The list of destinations is long; Japan, Russia, Thailand, Vietnam, Australia, USA, Canada… maybe more. Possibly less. My plans are fairly fluid and my ambitions pretty big, maybe even naively so. I’m still working out the possible itinerary, trying to fit in with as many friends and contacts as possible, but a plan may be taking shape. A little more search is required before I feel like publishing it on here though!
In the meantime…
Because my university’s graduation ceremony takes place on the 22nd of October at the Royal Albert Hall in London, I’m not planning on leaving Europe before then. However I have a bit of money saved, some hospitable friends scattered about, and an extremely impatient nature that is leading me to do a trip to the mainland starting at the end of August. Patricia has invited me to stay in Santiago de Compostela, Northern Spain. Richard has asked me to drop in on him in Lausanne, Switzerland. Isabel says she’ll show me round Berlin, Germany. With places like Madrid, the south of France and Oktoberfest conveniently located on the way I can see a pretty awesome itinerary forming.

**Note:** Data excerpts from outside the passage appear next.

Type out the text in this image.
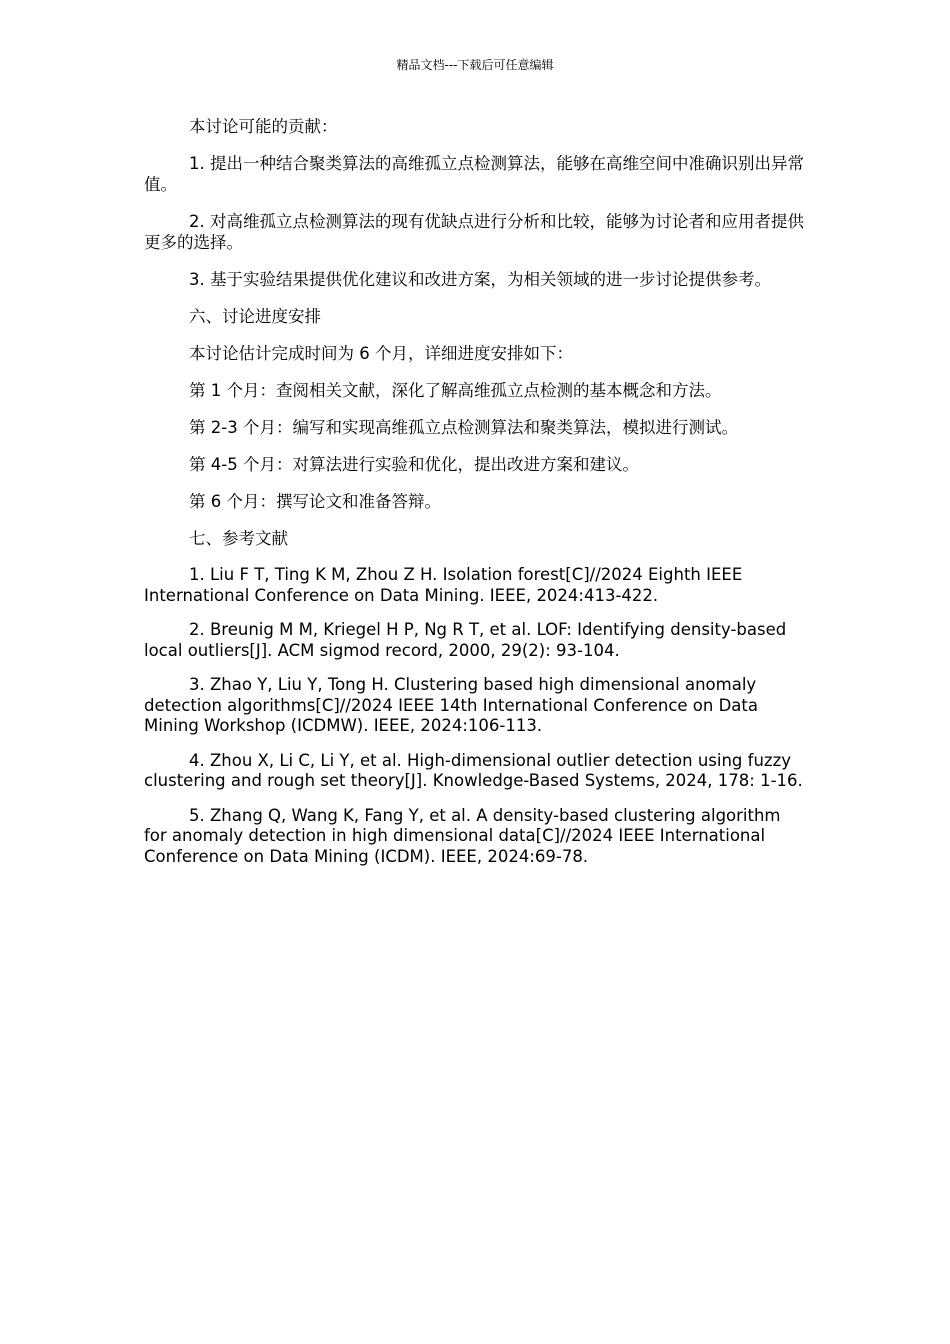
精品文档---下载后可任意编辑

本讨论可能的贡献：

1. 提出一种结合聚类算法的高维孤立点检测算法，能够在高维空间中准确识别出异常值。

2. 对高维孤立点检测算法的现有优缺点进行分析和比较，能够为讨论者和应用者提供更多的选择。

3. 基于实验结果提供优化建议和改进方案，为相关领域的进一步讨论提供参考。

六、讨论进度安排

本讨论估计完成时间为 6 个月，详细进度安排如下：

第 1 个月：查阅相关文献，深化了解高维孤立点检测的基本概念和方法。

第 2-3 个月：编写和实现高维孤立点检测算法和聚类算法，模拟进行测试。

第 4-5 个月：对算法进行实验和优化，提出改进方案和建议。

第 6 个月：撰写论文和准备答辩。

七、参考文献

1. Liu F T, Ting K M, Zhou Z H. Isolation forest[C]//2024 Eighth IEEE International Conference on Data Mining. IEEE, 2024:413-422.

2. Breunig M M, Kriegel H P, Ng R T, et al. LOF: Identifying density-based local outliers[J]. ACM sigmod record, 2000, 29(2): 93-104.

3. Zhao Y, Liu Y, Tong H. Clustering based high dimensional anomaly detection algorithms[C]//2024 IEEE 14th International Conference on Data Mining Workshop (ICDMW). IEEE, 2024:106-113.

4. Zhou X, Li C, Li Y, et al. High-dimensional outlier detection using fuzzy clustering and rough set theory[J]. Knowledge-Based Systems, 2024, 178: 1-16.

5. Zhang Q, Wang K, Fang Y, et al. A density-based clustering algorithm for anomaly detection in high dimensional data[C]//2024 IEEE International Conference on Data Mining (ICDM). IEEE, 2024:69-78.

I’d also like to take the opportunity to venture into Scandinavia, some countries I know less well, and do some volunteer work there. Staying in youth hostels and interrailing about to save cash means this trip needn’t break the bank!
A more sensible person would possibly use this time to get a job, learn transferable skills and increase the travel funds. But I say to that person that that’s boring and I’ve worked hard enough for the past three years! !!